The second clade we identified contained a total of 14 previously unrecognized families found across a diverse assortment of bacterial lineages (named the baeRF1 clade for bacterial-aeRF1). Despite the monophyly of these families, a wide range of structural, domain architectural, and sequence diversity is observed, suggestive of considerable selective pressure being applied to these families. Perhaps most notably, the characteristic loop region of the aeRF1 superfamily which typically houses the active site glutamine residue varies tremendously in length and content both across and within the baeRF1 families, many families are even predicted to be catalytically inactive due to the lack of a strongly-conserved glutamine residue.

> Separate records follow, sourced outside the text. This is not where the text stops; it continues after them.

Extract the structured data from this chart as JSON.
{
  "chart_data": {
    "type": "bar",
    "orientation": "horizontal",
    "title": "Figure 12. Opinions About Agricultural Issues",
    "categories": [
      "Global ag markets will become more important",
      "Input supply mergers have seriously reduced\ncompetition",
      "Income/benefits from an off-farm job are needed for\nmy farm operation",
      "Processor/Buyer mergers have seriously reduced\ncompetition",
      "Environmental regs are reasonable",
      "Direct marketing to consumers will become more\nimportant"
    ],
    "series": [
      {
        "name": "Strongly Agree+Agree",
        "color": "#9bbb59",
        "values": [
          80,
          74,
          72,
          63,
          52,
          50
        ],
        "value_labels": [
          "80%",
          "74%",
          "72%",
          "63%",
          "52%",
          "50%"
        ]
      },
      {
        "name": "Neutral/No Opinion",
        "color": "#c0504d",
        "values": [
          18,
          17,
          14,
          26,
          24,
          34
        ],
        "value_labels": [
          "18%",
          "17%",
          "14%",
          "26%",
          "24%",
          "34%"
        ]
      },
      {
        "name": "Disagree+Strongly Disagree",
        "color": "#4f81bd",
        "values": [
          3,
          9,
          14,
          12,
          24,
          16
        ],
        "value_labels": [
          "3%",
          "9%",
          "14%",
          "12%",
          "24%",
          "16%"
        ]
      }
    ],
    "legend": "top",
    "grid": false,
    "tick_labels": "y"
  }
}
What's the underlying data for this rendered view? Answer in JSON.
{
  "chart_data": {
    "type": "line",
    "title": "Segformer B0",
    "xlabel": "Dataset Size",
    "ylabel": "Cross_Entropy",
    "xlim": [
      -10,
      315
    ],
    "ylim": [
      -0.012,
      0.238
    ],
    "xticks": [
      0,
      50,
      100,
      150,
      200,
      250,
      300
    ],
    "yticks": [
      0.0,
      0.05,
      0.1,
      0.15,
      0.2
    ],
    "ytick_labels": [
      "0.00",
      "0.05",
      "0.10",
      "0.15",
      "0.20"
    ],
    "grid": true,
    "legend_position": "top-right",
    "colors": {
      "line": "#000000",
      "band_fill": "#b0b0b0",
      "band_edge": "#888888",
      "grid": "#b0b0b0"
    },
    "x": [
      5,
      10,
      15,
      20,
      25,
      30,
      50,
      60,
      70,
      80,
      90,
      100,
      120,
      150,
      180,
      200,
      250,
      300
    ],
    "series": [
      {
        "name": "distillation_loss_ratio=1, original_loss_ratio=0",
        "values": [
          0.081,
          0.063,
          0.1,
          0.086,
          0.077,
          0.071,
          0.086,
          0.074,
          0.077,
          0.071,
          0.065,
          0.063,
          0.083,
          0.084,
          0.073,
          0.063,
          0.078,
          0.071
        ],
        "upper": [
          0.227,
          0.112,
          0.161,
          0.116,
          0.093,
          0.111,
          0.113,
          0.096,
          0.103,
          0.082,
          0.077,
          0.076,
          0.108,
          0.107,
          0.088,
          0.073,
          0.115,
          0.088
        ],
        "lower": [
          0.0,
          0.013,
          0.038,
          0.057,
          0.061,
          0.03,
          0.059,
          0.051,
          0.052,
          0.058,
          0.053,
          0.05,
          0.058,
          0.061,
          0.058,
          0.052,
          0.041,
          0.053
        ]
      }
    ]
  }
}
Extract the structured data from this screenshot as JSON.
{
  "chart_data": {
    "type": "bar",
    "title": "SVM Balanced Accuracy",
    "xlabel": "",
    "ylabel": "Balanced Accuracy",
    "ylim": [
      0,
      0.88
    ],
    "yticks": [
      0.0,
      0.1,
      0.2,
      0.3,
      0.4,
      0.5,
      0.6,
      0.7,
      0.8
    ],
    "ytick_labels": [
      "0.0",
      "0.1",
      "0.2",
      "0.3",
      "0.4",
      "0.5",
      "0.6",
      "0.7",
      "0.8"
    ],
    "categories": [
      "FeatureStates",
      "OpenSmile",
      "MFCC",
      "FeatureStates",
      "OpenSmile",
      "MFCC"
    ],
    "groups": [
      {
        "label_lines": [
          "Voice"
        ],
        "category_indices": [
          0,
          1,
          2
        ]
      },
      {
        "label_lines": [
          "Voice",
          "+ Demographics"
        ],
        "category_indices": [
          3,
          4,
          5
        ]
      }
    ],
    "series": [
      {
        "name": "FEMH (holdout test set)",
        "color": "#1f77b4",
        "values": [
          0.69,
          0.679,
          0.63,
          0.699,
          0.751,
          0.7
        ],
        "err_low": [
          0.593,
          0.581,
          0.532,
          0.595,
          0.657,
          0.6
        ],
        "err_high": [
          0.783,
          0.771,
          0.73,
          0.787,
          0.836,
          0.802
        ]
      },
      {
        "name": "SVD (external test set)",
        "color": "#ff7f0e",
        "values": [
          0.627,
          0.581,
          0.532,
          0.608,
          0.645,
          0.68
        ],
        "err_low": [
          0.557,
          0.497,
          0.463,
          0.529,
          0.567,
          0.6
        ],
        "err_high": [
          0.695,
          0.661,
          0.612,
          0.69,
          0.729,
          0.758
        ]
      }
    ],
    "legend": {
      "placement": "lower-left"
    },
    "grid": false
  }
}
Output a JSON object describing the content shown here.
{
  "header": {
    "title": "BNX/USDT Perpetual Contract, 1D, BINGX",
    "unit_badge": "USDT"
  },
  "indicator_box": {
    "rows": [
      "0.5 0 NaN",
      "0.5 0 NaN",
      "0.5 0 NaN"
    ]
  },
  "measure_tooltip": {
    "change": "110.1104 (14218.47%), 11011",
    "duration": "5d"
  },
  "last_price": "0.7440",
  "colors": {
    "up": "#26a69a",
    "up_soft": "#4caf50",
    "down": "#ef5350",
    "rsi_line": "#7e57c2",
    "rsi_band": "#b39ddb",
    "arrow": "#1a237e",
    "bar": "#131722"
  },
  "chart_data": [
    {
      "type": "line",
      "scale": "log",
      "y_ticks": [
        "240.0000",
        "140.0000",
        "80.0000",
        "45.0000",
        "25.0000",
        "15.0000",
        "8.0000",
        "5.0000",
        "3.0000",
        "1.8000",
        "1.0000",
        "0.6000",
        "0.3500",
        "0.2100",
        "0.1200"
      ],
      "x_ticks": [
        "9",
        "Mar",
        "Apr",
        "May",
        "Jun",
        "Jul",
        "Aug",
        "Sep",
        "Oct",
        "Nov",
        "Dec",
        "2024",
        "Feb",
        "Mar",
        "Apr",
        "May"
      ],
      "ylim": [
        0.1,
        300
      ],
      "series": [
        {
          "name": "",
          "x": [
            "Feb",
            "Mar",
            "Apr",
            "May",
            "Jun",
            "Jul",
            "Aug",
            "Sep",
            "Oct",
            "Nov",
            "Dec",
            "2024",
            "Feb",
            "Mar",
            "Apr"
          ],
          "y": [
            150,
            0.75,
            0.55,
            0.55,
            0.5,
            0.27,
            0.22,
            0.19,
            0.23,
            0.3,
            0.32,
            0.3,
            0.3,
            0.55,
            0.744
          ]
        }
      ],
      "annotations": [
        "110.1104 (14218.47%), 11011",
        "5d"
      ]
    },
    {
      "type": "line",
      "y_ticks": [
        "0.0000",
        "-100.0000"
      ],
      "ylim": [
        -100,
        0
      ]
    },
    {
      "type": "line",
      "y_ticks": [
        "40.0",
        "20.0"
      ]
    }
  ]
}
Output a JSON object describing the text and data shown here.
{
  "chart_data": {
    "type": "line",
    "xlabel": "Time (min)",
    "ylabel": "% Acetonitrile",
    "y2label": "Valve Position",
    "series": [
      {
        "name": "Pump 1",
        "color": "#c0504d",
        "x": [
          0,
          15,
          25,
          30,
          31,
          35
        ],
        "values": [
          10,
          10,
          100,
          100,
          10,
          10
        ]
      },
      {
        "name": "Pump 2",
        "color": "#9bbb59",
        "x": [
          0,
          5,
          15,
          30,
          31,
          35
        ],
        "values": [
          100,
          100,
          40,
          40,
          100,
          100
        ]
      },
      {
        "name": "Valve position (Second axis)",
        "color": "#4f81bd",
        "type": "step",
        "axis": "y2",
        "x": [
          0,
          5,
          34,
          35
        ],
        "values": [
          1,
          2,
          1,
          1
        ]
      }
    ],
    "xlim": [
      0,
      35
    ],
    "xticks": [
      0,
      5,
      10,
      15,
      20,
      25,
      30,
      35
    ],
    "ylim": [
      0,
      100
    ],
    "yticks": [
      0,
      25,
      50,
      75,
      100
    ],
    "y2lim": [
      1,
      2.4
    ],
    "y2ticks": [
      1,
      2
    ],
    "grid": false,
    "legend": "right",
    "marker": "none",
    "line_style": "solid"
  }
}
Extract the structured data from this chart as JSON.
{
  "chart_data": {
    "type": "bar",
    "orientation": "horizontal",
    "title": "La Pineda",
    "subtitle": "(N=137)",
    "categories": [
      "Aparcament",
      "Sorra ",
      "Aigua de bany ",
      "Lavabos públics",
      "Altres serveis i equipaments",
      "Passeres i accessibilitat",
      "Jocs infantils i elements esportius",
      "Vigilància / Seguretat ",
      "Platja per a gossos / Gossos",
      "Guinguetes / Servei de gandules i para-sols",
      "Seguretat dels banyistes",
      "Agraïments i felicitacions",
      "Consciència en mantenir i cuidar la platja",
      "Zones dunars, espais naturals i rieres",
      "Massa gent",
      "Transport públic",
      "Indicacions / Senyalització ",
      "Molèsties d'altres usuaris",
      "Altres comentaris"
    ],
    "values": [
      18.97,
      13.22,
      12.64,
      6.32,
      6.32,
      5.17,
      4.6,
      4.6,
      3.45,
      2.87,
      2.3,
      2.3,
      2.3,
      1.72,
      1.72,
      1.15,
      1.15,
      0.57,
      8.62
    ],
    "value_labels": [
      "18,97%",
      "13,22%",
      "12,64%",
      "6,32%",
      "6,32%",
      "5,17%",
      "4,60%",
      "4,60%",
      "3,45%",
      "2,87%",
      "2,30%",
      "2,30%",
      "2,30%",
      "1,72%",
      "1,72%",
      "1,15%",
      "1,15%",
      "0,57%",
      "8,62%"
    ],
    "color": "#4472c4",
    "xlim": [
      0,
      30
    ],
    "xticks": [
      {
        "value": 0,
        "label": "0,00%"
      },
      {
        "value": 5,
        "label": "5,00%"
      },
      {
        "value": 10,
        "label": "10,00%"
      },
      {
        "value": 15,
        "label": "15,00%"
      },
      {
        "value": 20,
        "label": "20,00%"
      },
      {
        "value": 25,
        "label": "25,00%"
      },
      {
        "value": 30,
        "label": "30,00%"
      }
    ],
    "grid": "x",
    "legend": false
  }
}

While these families remain functionally uncharacterized, one strongly-conserved genomic contextual association was consistently observed across several families: shared genome association with an HPF-like ribosome hibernation factor. These domains are known to directly interact with the translational machinery and induce conformational change in the ribosome to promote the inactivation of ribosomes. The association between baeRF1 and HPF-like domains could indicate that baeRF1 proteins play a complementary role in inducing ribosome inactivation, potentially by occupying the typical tRNA binding sites on the ribosome (consistent with the inactivation of the enzyme in most families). Alternatively, the association could act as a regulatory switch, with the baeRF1 displacing HPF and restoring ribosome function. Given the rapidly-evolving features of the baeRF1 clade, it seems likely that this function is tied to bacterial conflict. As such, baeRF1 could be activated in response to the detection of invasive elements, potentially to prevent the element from hijacking the endogenous translation machinery.
While these findings speak to a previously poorly-understood complexity in the evolution of the aeRF1 superfamily and resolves one of the last remaining mysteries of the RQC pathway, ultimately little is revealed about the state of the release factor in the LUCA. While it may be tempting to suggest that the VLRF1 and baeRF1 clades represent the surviving remnants of a potential ancestral bacterial aeRF1 presence that was displaced early in bacterial lineage by the bacterial-specific release factor fold, our analysis indicates that both clades likely emerged from later transfers from a classical archaeal aeRF1 progenitor.
The most striking evolutionary finding from this analysis is the clear acquisition of the eukaryotic Vms1/ANKZF1-like release factors from the Bacteroidetes lineage. This observation adds to an increasing list of key eukaryotic factors which have their direct antecedents in the Bacteriodetes, suggesting that an important complement of genetic material in eukaryotes was likely inherited early in eukaryotic evolution from a Bacteroidetes symbiont, independent of the α-proteobacterial mitochondrial progenitor.